The History of Parliament lecture: Dr Amanda Foreman

The History of Parliament has held an annual lecture in Westminster for eight years, until last year Dr Amanda Foreman, author of ‘Georgiana, Duchess of Devonshire’ and ‘A World on Fire’ was unfortunately delayed thanks to Hurricane Sandy. Not to be deterred, Dr Foreman made it over to Westminster at the beginning of June to give her long-anticipated lecture: ‘How to make friends and corrupt people: the Confederate Infiltration of Parliament during the American Civil War.’

Dr Foreman began with the story of Spencer Cavendish, 8th Duke of Devonshire, who sailed to America during the Civil War to escape his mistress, ‘Skittles’. Skittles managed to pursue him as far as Richmond, Virginia, the capital of the Confederacy. Whilst there, Cavendish was completely won over to the Southern cause by a mixture of hospitality and propaganda; something of a coup for the Confederacy, as he returned to Britain to become under-secretary of state for War. He was by no means alone, however, as in Britain a concerted Southern attempt to win over the population was well underway and making some gains.

The main subject of Dr Foreman’s lecture was her analysis of how the Confederacy gained such ground in a country which, by this time, viewed slavery as unacceptable. The approaches of the North and South were considerably different, Dr Foreman argued. The North made very little effort to win over international opinion, whereas the South sent a group of men across the Atlantic with a clear goal: to gain the British government’s recognition of the Confederacy.

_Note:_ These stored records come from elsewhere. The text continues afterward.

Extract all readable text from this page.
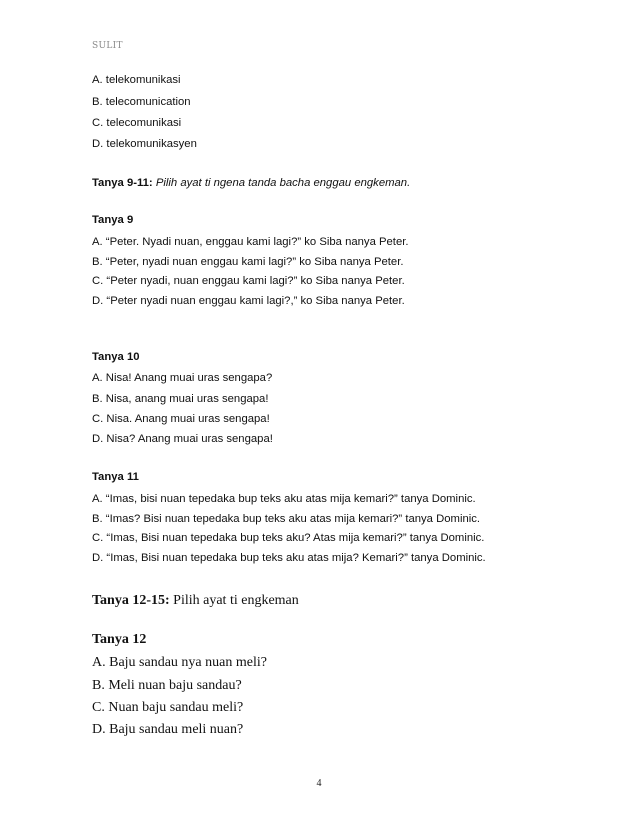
SULIT
A. telekomunikasi
B. telecomunication
C. telecomunikasi
D. telekomunikasyen
Tanya 9-11: Pilih ayat ti ngena tanda bacha enggau engkeman.
Tanya 9
A. “Peter. Nyadi nuan, enggau kami lagi?” ko Siba nanya Peter.
B. “Peter, nyadi nuan enggau kami lagi?” ko Siba nanya Peter.
C. “Peter nyadi, nuan enggau kami lagi?” ko Siba nanya Peter.
D. “Peter nyadi nuan enggau kami lagi?,” ko Siba nanya Peter.
Tanya 10
A. Nisa! Anang muai uras sengapa?
B. Nisa, anang muai uras sengapa!
C. Nisa. Anang muai uras sengapa!
D. Nisa? Anang muai uras sengapa!
Tanya 11
A. “Imas, bisi nuan tepedaka bup teks aku atas mija kemari?” tanya Dominic.
B. “Imas? Bisi nuan tepedaka bup teks aku atas mija kemari?” tanya Dominic.
C. “Imas, Bisi nuan tepedaka bup teks aku? Atas mija kemari?” tanya Dominic.
D. “Imas, Bisi nuan tepedaka bup teks aku atas mija? Kemari?” tanya Dominic.
Tanya 12-15: Pilih ayat ti engkeman
Tanya 12
A. Baju sandau nya nuan meli?
B. Meli nuan baju sandau?
C. Nuan baju sandau meli?
D. Baju sandau meli nuan?
4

Led by Henry Hotts, they used several tactics to win over the press, public opinion and individual MPs; all to put pressure on the government to change from its policy of neutrality. Hotts courted journalists, started his own publications and manipulated the major news networks to ensure that the only news Europe received about he war came from the South. He set up societies to win over public opinion; some legitimate, such as the Southern Independence Association, others less so, which used violence and intimidation against pro-Northern groups. He also targeted key figures, such as then Prime Minister William Gladstone, and had some high profile converts to his cause. By 1863 the London Times viewed Lincoln’s Emancipation Proclamation not in a positive light but as the ‘last card’ of an increasingly desperate man, and after the death of Stonewall Jackson a society was established to pay for a  statue of him in America.

Dr Foreman concluded by addressing the fact that despite the considerable success for the Confederate propaganda, ultimately they were unable to change British policy. Britain could not, at this time, risk war with the Union, and the issue of slavery was too large to overcome. Dr Foreman ended by arguing that an attempt had been made to ‘hoodwink’ politicians into supporting the ‘underdog’ in a fight for their liberty; the real aim, however, had been to preserve the system of slavery.

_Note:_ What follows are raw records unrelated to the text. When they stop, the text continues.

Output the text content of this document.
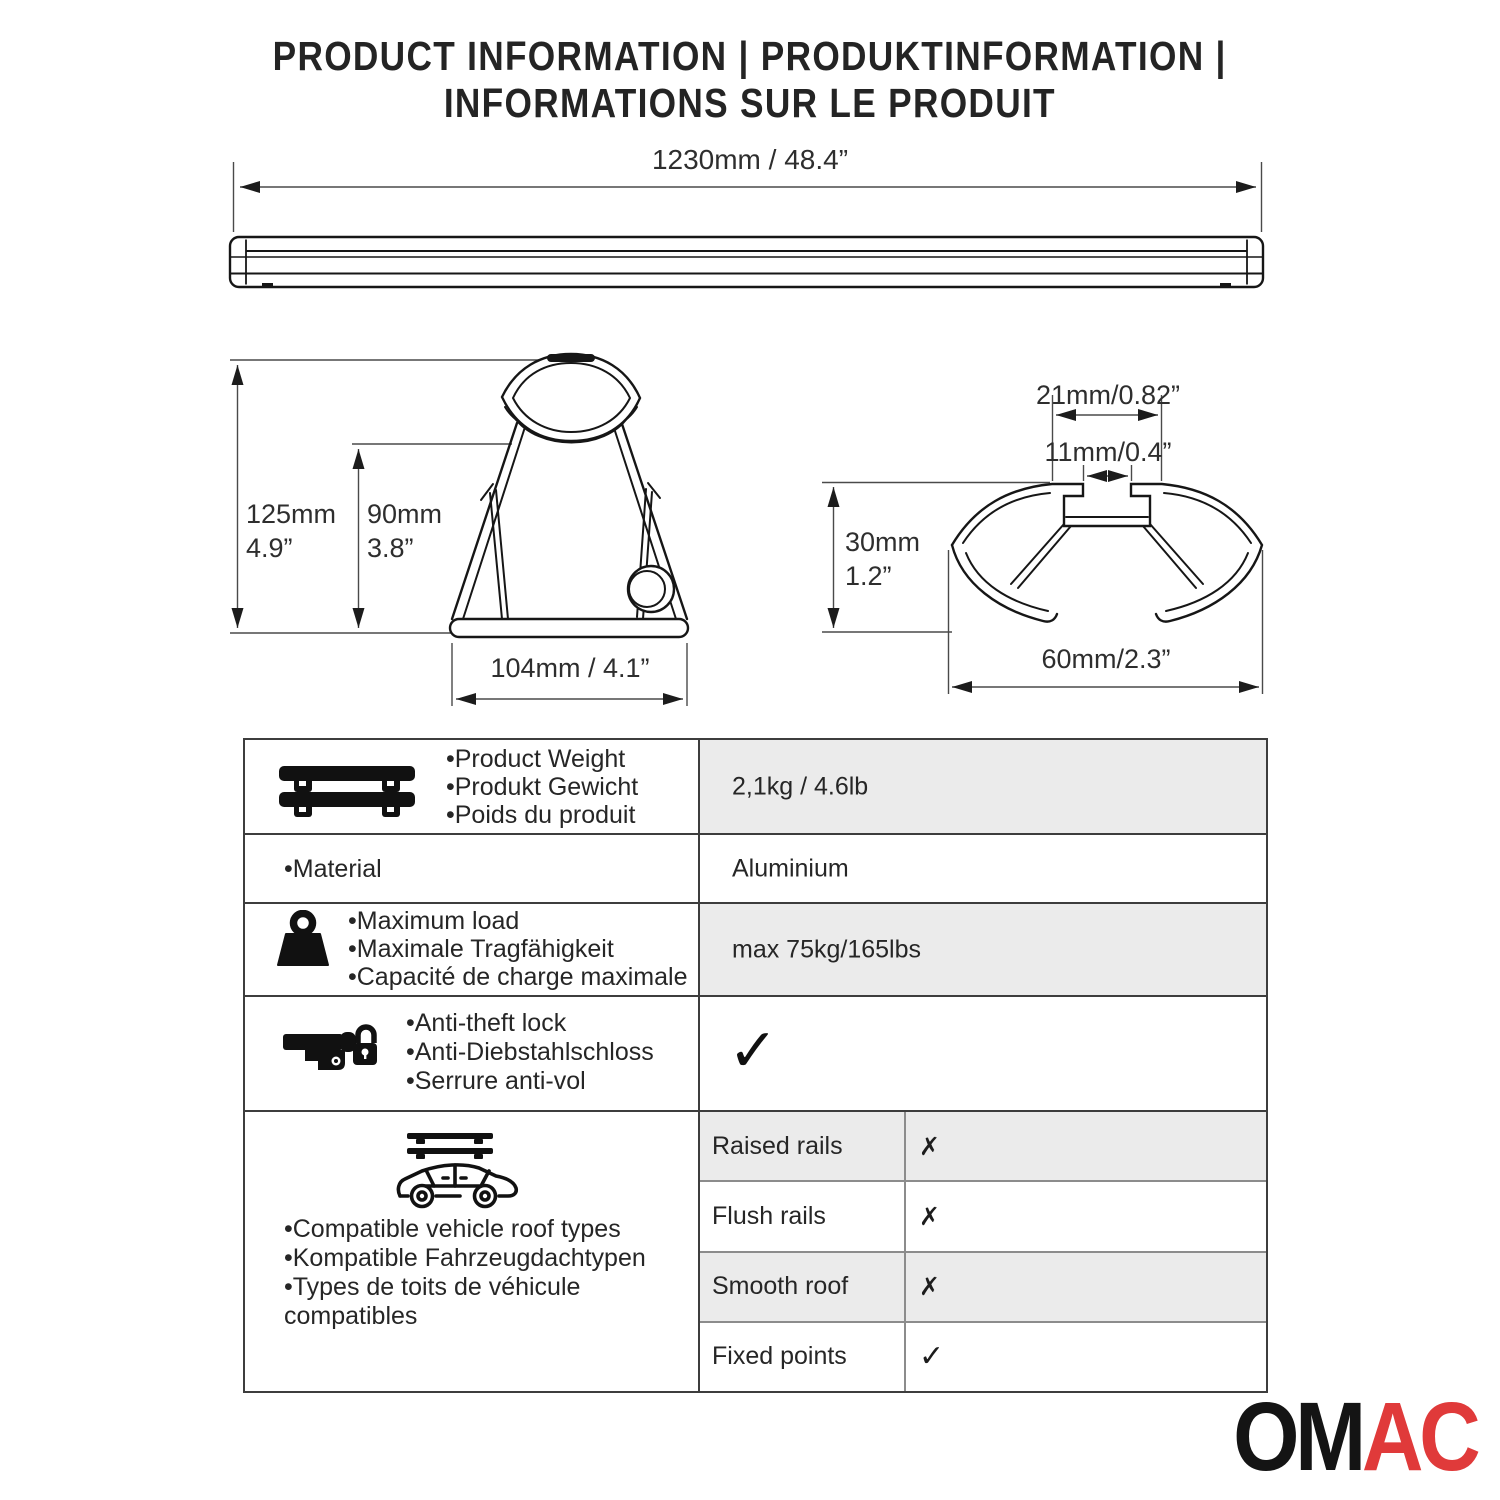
PRODUCT INFORMATION | PRODUKTINFORMATION |
INFORMATIONS SUR LE PRODUIT
1230mm / 48.4”
125mm
4.9”
90mm
3.8”
104mm / 4.1”
21mm/0.82”
11mm/0.4”
30mm
1.2”
60mm/2.3”
•Product Weight
•Produkt Gewicht
•Poids du produit
2,1kg / 4.6lb
•Material	Aluminium
•Maximum load
•Maximale Tragfähigkeit
•Capacité de charge maximale
max 75kg/165lbs
•Anti-theft lock
•Anti-Diebstahlschloss
•Serrure anti-vol	✓
•Compatible vehicle roof types
•Kompatible Fahrzeugdachtypen
•Types de toits de véhicule
compatibles
Raised rails	✗
Flush rails	✗
Smooth roof	✗
Fixed points	✓
OMAC
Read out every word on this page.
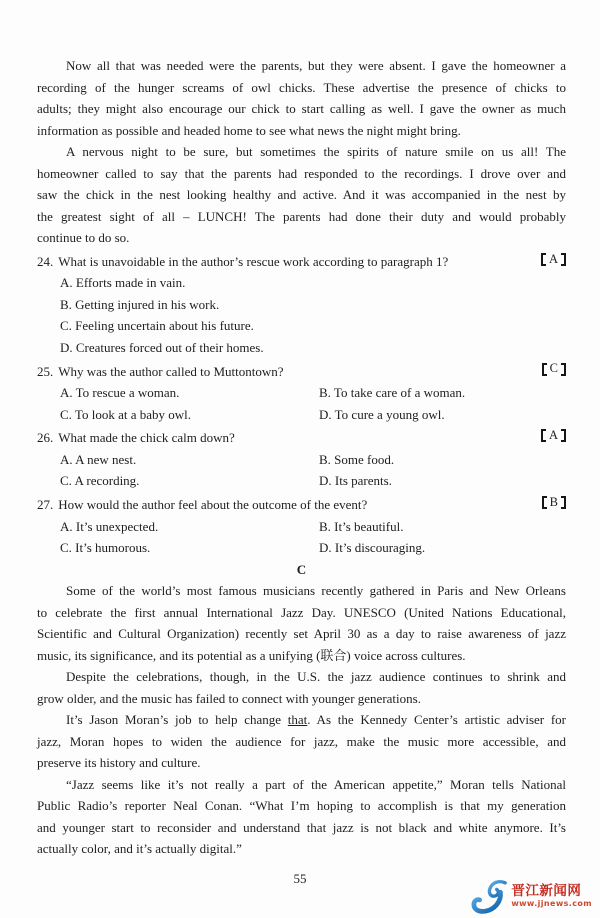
Now all that was needed were the parents, but they were absent. I gave the homeowner a
recording of the hunger screams of owl chicks. These advertise the presence of chicks to
adults; they might also encourage our chick to start calling as well. I gave the owner as much
information as possible and headed home to see what news the night might bring.
A nervous night to be sure, but sometimes the spirits of nature smile on us all! The
homeowner called to say that the parents had responded to the recordings. I drove over and
saw the chick in the nest looking healthy and active. And it was accompanied in the nest by
the greatest sight of all – LUNCH! The parents had done their duty and would probably
continue to do so.
24. What is unavoidable in the author’s rescue work according to paragraph 1?	A
A. Efforts made in vain.
B. Getting injured in his work.
C. Feeling uncertain about his future.
D. Creatures forced out of their homes.
25. Why was the author called to Muttontown?	C
A. To rescue a woman.	B. To take care of a woman.
C. To look at a baby owl.	D. To cure a young owl.
26. What made the chick calm down?	A
A. A new nest.	B. Some food.
C. A recording.	D. Its parents.
27. How would the author feel about the outcome of the event?	B
A. It’s unexpected.	B. It’s beautiful.
C. It’s humorous.	D. It’s discouraging.
C
Some of the world’s most famous musicians recently gathered in Paris and New Orleans
to celebrate the first annual International Jazz Day. UNESCO (United Nations Educational,
Scientific and Cultural Organization) recently set April 30 as a day to raise awareness of jazz
music, its significance, and its potential as a unifying (联合) voice across cultures.
Despite the celebrations, though, in the U.S. the jazz audience continues to shrink and
grow older, and the music has failed to connect with younger generations.
It’s Jason Moran’s job to help change that. As the Kennedy Center’s artistic adviser for
jazz, Moran hopes to widen the audience for jazz, make the music more accessible, and
preserve its history and culture.
“Jazz seems like it’s not really a part of the American appetite,” Moran tells National
Public Radio’s reporter Neal Conan. “What I’m hoping to accomplish is that my generation
and younger start to reconsider and understand that jazz is not black and white anymore. It’s
actually color, and it’s actually digital.”
55
晋江新闻网
www.jjnews.com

Afterwards Dr Foreman took many questions which further explored changing British attitudes to both sides in the American Civil War; the actions of the North and the role of economic factors on public opinion.

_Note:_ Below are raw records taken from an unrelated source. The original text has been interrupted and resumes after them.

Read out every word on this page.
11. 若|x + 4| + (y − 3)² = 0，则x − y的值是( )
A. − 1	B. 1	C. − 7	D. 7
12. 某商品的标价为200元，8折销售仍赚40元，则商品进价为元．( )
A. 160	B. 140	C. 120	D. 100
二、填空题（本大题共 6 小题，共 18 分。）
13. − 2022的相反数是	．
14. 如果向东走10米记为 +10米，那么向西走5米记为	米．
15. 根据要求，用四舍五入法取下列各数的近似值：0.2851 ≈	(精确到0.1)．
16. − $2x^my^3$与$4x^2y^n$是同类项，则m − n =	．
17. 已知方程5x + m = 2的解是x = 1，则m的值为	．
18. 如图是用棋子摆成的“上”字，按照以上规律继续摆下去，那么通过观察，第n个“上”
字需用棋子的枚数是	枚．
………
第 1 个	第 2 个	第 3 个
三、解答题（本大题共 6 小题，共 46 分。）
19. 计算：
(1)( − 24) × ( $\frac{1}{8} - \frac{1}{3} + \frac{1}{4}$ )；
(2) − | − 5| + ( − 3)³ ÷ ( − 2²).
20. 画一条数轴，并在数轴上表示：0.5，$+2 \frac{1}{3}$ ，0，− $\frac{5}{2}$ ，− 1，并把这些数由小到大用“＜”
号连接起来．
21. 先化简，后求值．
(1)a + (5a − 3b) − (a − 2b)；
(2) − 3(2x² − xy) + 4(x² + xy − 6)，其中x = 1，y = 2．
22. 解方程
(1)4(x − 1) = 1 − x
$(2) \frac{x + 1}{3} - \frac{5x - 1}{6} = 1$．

During the evening we also presented prizes to the winners of last year’s HOP competitions. Gary Hutchinson won the undergraduate dissertation competition with his ‘No Party Matter either in or out of doors: reaction to the Impeachment of Henry Dundas, First Viscount Melville’. The A level essay competition was won by Benjamin Kybett with ‘In the context of the period 1893-1998, to what extent were socialist ideals a major factor in the Irish nationalist movement?’ Hopefully you will hear more from them shortly!

Our tenth annual lecture will be back to normal (weather permitting!) and take place in November. Baroness Patricia Hollis will speak on women in parliament. Watch this space for more details!